Written by a Medical Acupuncture for Veterinarians course graduate. Author’s name available upon request. Signed release obtained from client/author. A2017028
Abstract: Lucky was diagnosed with a sinonasal carcinoma in February 2017. Acupuncture was started in May with the goals of improving his sinonasal symptoms and supporting his immune function while on anti-cancer therapy. He was anxious during treatments but tolerated them well.
History and Presentation: Lucky is an 11 year old Mix Breed Dog who was diagnosed with sinonasal carcinoma in February 2017, He received treatment with IMRT (intensity modulated radiation therapy), 18 fractions completed 3/3/17, and oral Palladia. He developed moist desquamation and KCS secondary to RT which had resolved prior to him starting acupuncture. He continued to have signs of rhinitis at the start of acupuncture: mild epistaxis, sneezing, post-nasal drip. No other relevant medical history
Physical Examination and Clinical Assessments: Alopecia of frontal/nasal area secondary to RT. Normal tear production. Occasional sneezing with blood. Neurology exam was normal: no deficits, no orthopedic disease found or reported in the history. He was also found to have significant myofascial pain along his T/L spine (more severe on the left).

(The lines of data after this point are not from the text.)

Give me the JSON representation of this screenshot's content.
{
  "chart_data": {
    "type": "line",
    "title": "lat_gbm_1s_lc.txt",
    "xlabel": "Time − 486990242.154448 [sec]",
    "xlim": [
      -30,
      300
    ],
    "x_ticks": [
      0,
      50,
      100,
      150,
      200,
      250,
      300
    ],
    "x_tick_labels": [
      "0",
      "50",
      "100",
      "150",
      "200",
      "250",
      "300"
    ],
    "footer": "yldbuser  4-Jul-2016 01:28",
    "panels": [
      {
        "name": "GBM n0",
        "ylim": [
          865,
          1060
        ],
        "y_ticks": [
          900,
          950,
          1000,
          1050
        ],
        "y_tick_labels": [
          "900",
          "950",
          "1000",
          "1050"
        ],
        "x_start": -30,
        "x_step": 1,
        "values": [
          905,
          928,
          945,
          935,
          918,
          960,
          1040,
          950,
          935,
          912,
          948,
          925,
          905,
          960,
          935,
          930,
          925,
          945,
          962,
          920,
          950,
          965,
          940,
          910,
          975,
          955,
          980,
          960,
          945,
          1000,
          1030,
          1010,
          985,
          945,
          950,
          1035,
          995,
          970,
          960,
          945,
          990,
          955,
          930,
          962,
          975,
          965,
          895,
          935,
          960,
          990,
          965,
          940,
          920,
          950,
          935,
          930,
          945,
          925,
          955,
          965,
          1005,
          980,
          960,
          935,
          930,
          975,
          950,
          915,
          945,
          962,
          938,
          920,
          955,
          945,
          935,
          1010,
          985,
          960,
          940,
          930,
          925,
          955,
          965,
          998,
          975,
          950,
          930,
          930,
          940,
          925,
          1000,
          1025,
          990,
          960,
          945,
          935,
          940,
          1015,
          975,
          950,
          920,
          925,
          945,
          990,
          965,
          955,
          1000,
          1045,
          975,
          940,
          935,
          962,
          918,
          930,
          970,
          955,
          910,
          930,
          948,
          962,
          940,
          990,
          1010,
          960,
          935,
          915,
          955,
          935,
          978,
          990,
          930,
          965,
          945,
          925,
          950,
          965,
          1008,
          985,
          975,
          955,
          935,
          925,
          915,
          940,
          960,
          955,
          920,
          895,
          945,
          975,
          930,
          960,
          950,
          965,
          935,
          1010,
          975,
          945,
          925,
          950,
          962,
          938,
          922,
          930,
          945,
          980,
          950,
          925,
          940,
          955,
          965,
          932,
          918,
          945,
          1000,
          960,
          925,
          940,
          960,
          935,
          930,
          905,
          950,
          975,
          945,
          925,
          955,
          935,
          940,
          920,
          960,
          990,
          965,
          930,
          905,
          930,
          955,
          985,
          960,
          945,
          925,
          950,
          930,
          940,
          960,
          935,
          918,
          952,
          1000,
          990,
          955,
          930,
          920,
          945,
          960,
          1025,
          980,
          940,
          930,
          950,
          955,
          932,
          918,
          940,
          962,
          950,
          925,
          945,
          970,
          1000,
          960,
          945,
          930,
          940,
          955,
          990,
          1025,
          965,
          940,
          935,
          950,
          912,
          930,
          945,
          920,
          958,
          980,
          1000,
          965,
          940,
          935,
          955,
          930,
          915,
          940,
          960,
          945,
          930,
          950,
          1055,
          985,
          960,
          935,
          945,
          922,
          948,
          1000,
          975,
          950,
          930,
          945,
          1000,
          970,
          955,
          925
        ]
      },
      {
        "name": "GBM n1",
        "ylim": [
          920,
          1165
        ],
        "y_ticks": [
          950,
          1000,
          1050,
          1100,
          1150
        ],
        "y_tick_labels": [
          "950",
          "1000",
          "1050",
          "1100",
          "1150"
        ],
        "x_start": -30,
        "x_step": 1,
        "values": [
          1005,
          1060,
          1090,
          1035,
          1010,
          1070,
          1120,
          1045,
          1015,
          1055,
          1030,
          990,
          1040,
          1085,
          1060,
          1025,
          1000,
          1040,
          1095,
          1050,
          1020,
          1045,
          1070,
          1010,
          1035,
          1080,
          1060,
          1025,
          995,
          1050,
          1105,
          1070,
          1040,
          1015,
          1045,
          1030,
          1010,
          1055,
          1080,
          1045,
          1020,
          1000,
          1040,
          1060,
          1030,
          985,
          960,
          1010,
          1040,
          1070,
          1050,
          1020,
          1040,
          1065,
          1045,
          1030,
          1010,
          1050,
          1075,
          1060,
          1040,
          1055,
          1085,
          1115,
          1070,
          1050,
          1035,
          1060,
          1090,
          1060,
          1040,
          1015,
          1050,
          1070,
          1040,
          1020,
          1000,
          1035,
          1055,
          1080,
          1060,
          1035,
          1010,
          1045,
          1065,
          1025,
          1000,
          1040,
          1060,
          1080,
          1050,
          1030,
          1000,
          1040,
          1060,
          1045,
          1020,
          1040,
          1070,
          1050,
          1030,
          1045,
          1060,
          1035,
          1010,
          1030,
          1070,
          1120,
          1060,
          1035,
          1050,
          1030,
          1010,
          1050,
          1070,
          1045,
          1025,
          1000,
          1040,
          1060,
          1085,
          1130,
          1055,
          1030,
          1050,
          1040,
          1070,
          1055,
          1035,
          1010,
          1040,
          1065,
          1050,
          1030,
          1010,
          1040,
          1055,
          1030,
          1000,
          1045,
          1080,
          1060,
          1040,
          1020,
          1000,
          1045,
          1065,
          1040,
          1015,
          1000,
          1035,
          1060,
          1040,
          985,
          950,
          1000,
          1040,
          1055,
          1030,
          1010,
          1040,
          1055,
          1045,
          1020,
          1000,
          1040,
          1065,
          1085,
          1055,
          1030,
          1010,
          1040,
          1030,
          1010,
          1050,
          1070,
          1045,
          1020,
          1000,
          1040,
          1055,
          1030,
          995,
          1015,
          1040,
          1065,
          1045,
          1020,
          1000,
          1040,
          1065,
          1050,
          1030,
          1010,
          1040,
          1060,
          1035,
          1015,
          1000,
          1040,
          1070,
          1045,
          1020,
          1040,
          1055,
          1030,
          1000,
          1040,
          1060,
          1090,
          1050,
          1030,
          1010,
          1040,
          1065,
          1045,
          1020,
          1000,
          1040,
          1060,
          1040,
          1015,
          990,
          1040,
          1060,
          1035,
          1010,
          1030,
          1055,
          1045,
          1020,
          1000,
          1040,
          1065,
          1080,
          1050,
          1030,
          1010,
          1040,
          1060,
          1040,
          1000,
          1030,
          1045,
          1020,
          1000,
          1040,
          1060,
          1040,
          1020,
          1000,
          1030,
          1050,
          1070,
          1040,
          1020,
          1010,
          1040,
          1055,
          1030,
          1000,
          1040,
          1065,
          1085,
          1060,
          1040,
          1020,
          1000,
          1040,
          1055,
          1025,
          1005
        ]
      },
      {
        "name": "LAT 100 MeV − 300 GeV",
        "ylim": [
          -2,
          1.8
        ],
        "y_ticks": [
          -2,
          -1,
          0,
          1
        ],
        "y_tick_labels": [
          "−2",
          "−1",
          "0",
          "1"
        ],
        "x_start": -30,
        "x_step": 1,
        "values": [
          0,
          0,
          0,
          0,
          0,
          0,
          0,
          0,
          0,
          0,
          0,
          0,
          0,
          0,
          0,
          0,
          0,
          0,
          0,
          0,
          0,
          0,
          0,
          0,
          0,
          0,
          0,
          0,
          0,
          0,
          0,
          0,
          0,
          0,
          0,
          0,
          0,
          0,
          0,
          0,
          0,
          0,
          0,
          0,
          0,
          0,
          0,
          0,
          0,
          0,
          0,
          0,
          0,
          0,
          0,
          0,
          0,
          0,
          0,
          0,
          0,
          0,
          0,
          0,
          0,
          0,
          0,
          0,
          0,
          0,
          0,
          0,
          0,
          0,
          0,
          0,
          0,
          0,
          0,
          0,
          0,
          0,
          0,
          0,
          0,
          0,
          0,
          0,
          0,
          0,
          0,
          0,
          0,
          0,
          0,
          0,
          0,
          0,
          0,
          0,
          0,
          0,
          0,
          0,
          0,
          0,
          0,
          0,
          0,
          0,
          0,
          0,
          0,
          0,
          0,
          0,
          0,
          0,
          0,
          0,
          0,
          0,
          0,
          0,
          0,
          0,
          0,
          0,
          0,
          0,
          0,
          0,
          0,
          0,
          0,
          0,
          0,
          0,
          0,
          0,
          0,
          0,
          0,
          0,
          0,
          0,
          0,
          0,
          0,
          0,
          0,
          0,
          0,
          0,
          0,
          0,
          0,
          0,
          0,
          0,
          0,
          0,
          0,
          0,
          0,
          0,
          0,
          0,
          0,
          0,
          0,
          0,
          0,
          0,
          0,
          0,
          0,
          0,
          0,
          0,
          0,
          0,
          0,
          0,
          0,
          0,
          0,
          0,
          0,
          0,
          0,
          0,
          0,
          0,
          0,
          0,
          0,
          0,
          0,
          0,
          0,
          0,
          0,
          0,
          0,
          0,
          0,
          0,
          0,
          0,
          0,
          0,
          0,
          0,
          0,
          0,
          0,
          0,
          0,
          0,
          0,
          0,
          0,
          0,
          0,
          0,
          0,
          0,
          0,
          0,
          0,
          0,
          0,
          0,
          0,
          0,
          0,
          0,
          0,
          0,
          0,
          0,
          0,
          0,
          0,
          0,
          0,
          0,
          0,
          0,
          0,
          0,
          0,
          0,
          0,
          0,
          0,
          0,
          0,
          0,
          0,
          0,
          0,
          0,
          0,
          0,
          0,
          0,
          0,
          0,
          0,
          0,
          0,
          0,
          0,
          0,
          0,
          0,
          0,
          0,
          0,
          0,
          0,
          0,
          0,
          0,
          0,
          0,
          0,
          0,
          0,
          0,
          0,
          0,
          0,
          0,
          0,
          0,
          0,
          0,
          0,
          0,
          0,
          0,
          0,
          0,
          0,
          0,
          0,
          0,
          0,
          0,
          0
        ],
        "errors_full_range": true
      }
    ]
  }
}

Medical Decision Making: My treatment goals were to focus on treating sinus issues/inflammation, to support Lucky’s immune system as his local immunity has been altered by radiation therapy. His ocular side effects resolved prior to starting acupuncture so this was not a primary focus.
Differential Diagnoses: T/L myofascial discomfort- suspect local pain/nerve entrapment/tight fascia, no evidence of internal organ dysfunction on blood work, no evidence of orthopedic or neurologic disease, could be tense from persistent sneezing secondary to rhinitis.

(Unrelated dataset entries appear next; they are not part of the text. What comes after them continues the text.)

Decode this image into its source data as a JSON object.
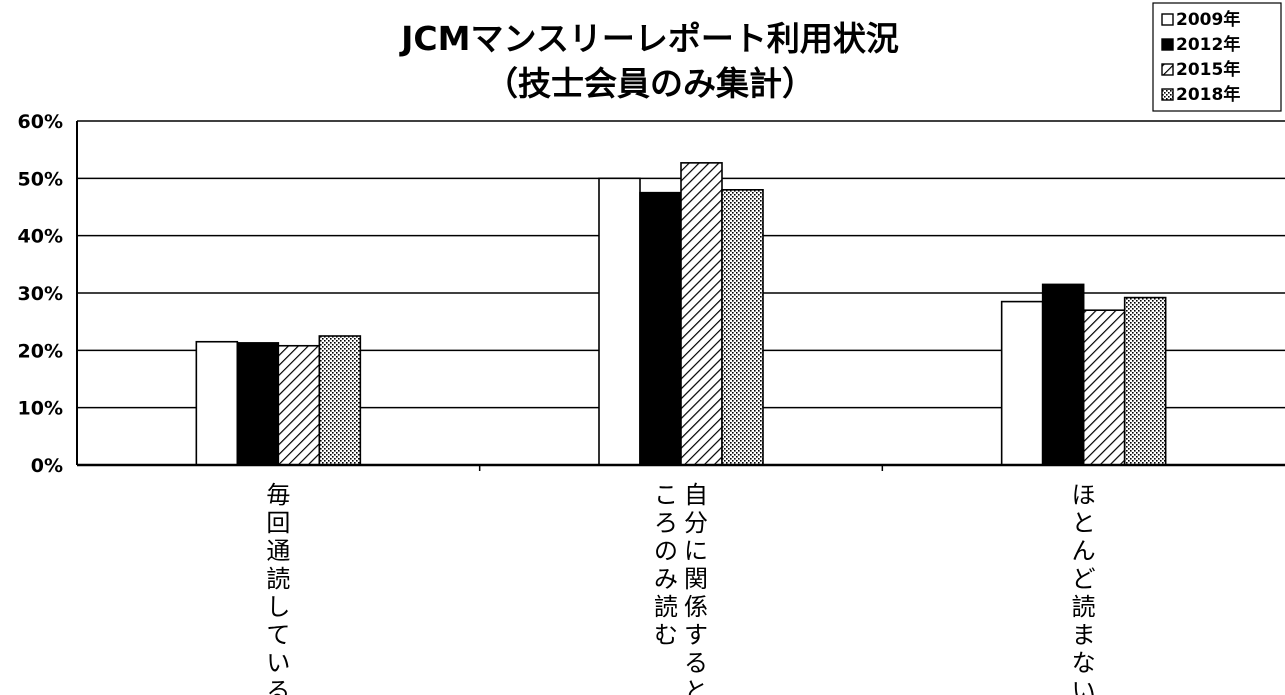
{
  "chart_data": {
    "type": "bar",
    "title": "JCMマンスリーレポート利用状況",
    "subtitle": "（技士会員のみ集計）",
    "categories": [
      "毎回通読している",
      "自分に関係すると\nころのみ読む",
      "ほとんど読まない"
    ],
    "series": [
      {
        "name": "2009年",
        "fill": "white",
        "values": [
          21.5,
          50.0,
          28.5
        ]
      },
      {
        "name": "2012年",
        "fill": "black",
        "values": [
          21.3,
          47.5,
          31.5
        ]
      },
      {
        "name": "2015年",
        "fill": "hatch",
        "values": [
          20.8,
          52.7,
          27.0
        ]
      },
      {
        "name": "2018年",
        "fill": "dots",
        "values": [
          22.5,
          48.0,
          29.2
        ]
      }
    ],
    "ylim": [
      0,
      60
    ],
    "yticks": [
      "0%",
      "10%",
      "20%",
      "30%",
      "40%",
      "50%",
      "60%"
    ],
    "grid": true,
    "legend": "top-right",
    "xlabel": "",
    "ylabel": ""
  }
}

Definitive (or putative) Diagnosis (or Diagnoses): Sinonasal carcinoma, treated with definitive radiation therapy, on-going treatment with Palladia, mild rhinitis/sinusitis, T/L myofascial discomfort as above.
5/10/17- GV-14, GV-20, Bai-Hai, LU-1 bil, LI-4 R, LI-10 bil, LI-11 L, ST-36 bil, PC-6 bil, HT-7 R, BL-10, 12,13,21 bil; could not place distal limb pts or pts on face
5/18/17- GV-14, GV-20, Bai-Hai, LU-1 bil, LI-10 and LI-11 bil, ST-36 bil, LU-7 bilat, BL-10, 12-14 bil, BL-23 and 25 bilat, local trigger point along bladder line near BL-23; could not place distal limb pts or pts on face
5/25/17- GV-14, GV-20, Bai-Hai, LU-1 bil, LI-10 and LI-11 bil, ST-36 bil, BL-10, 12-13 bil, BL-21, 23,25 bilat, local trigger point along L out bladder line (3 needles);, LI-4 R, KI-3/BL-60 bilat, PC-6 bilat, LR-3 bilat, SI-19 bilat.
5/31/17- sensitivity cranial thoracic with TP near BL 13-15 and BL 21-23. AP Treatment: GV-14, GV-20, Bai-Hui, LU-1 bil, LI-10 and LI-11 bil, ST-36 bil, BL-10, 12-15 bil, BL-21, 23,25 bilat, local trigger point along outer bladder line bilateral, KI-3/BL-60 bilat, BL-40, SI-19 bilat, GB-29,30/BL-54 bilat. Could not place distal limb points today.
Outcomes, Discussions, and References: Lucky will now go to treatment every 2-3 weeks and continue on Palladia. Thus far, he has not required antibiotics for his rhinitis. Aside from alopecia he does not have any RT effects and has been tolerating his Palladia. His owner reports that he is “acting like a puppy again”.